There is no doubt the United States needs to retrain its workforce. Once a world leader in manufacturing, America now trails behind several other countries. It doesn’t take a rocket scientist to figure out that America imports more than it exports. America needs to develop and manufacture products the world needs and we have the potential to do that.
Here is just one example of an opportunity the United States has to increase manufacturing and technology within its own borders; Rare Earth Metals are used for making anything electronic from cell phones to TVs. The continental United States has about 14 rare earth mines, some of the largest deposits of rare earth metals in the world are right here. Once we mine rare earth metals, the United States has to ship them to China to be manufactured because we don’t know how. Yet we have so many people who have the ability and desperately want to be retrained and gain long-term employment.
Addressing the Homeless issue in America will require more than a quick fix because it is a complicated issue. However, it is possible to significantly reduce homeless statistics in general if we create resources for those who have the ability to be retained. We can’t expect the government to do all of the work; we must also look to American corporations to institute programs, maybe even with tax incentives, which will hire and re-train the American worker. “Investing in America” is not just a cliché. It appears we have not been doing that lately and look where we are.

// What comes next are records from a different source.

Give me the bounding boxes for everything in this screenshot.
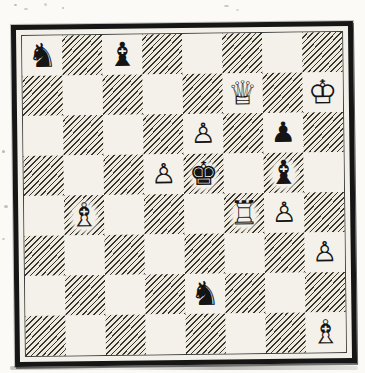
square-c6 xyxy=(103,114,143,154)
square-f5 xyxy=(224,153,264,193)
piece-white-pawn-e6: ♙ xyxy=(183,114,223,154)
square-g1 xyxy=(265,313,305,353)
square-f8 xyxy=(222,33,262,73)
piece-black-bishop-g5: ♝ xyxy=(264,153,304,193)
square-f2 xyxy=(225,273,265,313)
square-c5 xyxy=(104,154,144,194)
piece-black-bishop-c8: ♝ xyxy=(102,35,142,75)
scanned-page: ♞♝♕♔♙♟♙♚♝♗♖♙♙♞♗ xyxy=(0,0,365,373)
print-speck xyxy=(224,5,229,7)
print-speck xyxy=(24,8,28,10)
board-frame: ♞♝♕♔♙♟♙♚♝♗♖♙♙♞♗ xyxy=(11,21,357,367)
square-f6 xyxy=(223,113,263,153)
square-f1 xyxy=(225,313,265,353)
square-d3 xyxy=(144,234,184,274)
square-g8 xyxy=(262,33,302,73)
square-b8 xyxy=(62,35,102,75)
chess-board: ♞♝♕♔♙♟♙♚♝♗♖♙♙♞♗ xyxy=(21,31,347,357)
square-b2 xyxy=(65,275,105,315)
piece-black-knight-e2: ♞ xyxy=(185,274,225,314)
square-b6 xyxy=(63,115,103,155)
square-b4: ♗ xyxy=(64,195,104,235)
square-c3 xyxy=(104,234,144,274)
square-g4: ♙ xyxy=(264,193,304,233)
square-h4 xyxy=(304,192,344,232)
square-a1 xyxy=(25,315,65,355)
piece-white-bishop-b4: ♗ xyxy=(64,195,104,235)
square-g2 xyxy=(265,273,305,313)
square-f4: ♖ xyxy=(224,193,264,233)
square-b3 xyxy=(64,235,104,275)
square-c2 xyxy=(105,274,145,314)
print-speck xyxy=(62,7,64,9)
square-f3 xyxy=(224,233,264,273)
square-a6 xyxy=(23,115,63,155)
square-e7 xyxy=(183,74,223,114)
square-d7 xyxy=(143,74,183,114)
square-a8: ♞ xyxy=(22,35,62,75)
square-d6 xyxy=(143,114,183,154)
square-d4 xyxy=(144,194,184,234)
print-speck xyxy=(236,9,239,11)
piece-white-king-h7: ♔ xyxy=(303,72,343,112)
square-h6 xyxy=(303,112,343,152)
square-e1 xyxy=(185,314,225,354)
piece-white-queen-f7: ♕ xyxy=(223,73,263,113)
piece-black-knight-a8: ♞ xyxy=(22,35,62,75)
square-h5 xyxy=(304,152,344,192)
square-a4 xyxy=(24,195,64,235)
piece-white-pawn-d5: ♙ xyxy=(144,154,184,194)
square-a7 xyxy=(23,75,63,115)
piece-black-pawn-g6: ♟ xyxy=(263,113,303,153)
square-c7 xyxy=(103,74,143,114)
square-d1 xyxy=(145,314,185,354)
print-speck xyxy=(4,205,8,208)
square-h1: ♗ xyxy=(305,312,345,352)
piece-white-pawn-h3: ♙ xyxy=(304,232,344,272)
square-d8 xyxy=(142,34,182,74)
piece-white-rook-f4: ♖ xyxy=(224,193,264,233)
square-f7: ♕ xyxy=(223,73,263,113)
square-g5: ♝ xyxy=(264,153,304,193)
square-d2 xyxy=(145,274,185,314)
print-speck xyxy=(2,150,5,153)
print-speck xyxy=(2,238,5,240)
print-speck xyxy=(14,4,17,6)
square-a5 xyxy=(24,155,64,195)
square-a2 xyxy=(25,275,65,315)
square-h2 xyxy=(305,272,345,312)
square-d5: ♙ xyxy=(144,154,184,194)
square-b1 xyxy=(65,315,105,355)
square-e2: ♞ xyxy=(185,274,225,314)
square-g3 xyxy=(264,233,304,273)
square-c8: ♝ xyxy=(102,35,142,75)
square-e8 xyxy=(182,34,222,74)
square-e3 xyxy=(184,234,224,274)
square-e5: ♚ xyxy=(184,154,224,194)
piece-white-bishop-h1: ♗ xyxy=(305,312,345,352)
square-a3 xyxy=(25,235,65,275)
square-c4 xyxy=(104,194,144,234)
square-c1 xyxy=(105,314,145,354)
square-b7 xyxy=(63,75,103,115)
print-speck xyxy=(44,3,47,6)
piece-black-king-e5: ♚ xyxy=(184,154,224,194)
square-e6: ♙ xyxy=(183,114,223,154)
square-g7 xyxy=(263,73,303,113)
square-h8 xyxy=(302,32,342,72)
piece-white-pawn-g4: ♙ xyxy=(264,193,304,233)
square-b5 xyxy=(64,155,104,195)
scan-smudge xyxy=(10,366,358,370)
square-g6: ♟ xyxy=(263,113,303,153)
square-h7: ♔ xyxy=(303,72,343,112)
square-h3: ♙ xyxy=(304,232,344,272)
square-e4 xyxy=(184,194,224,234)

This proposal of identifying the employable segment of our population and retraining them with marketable skills is not a new concept; America has done this before with a high degree of success. We must look at our history and examine those programs that did work to re-employ people, update them and make them adoptable to the needs of a modern-day economy, and reinstitute them. When we Americans reduce our homeless population, we will strengthen our middle class and enhance our own sustainably.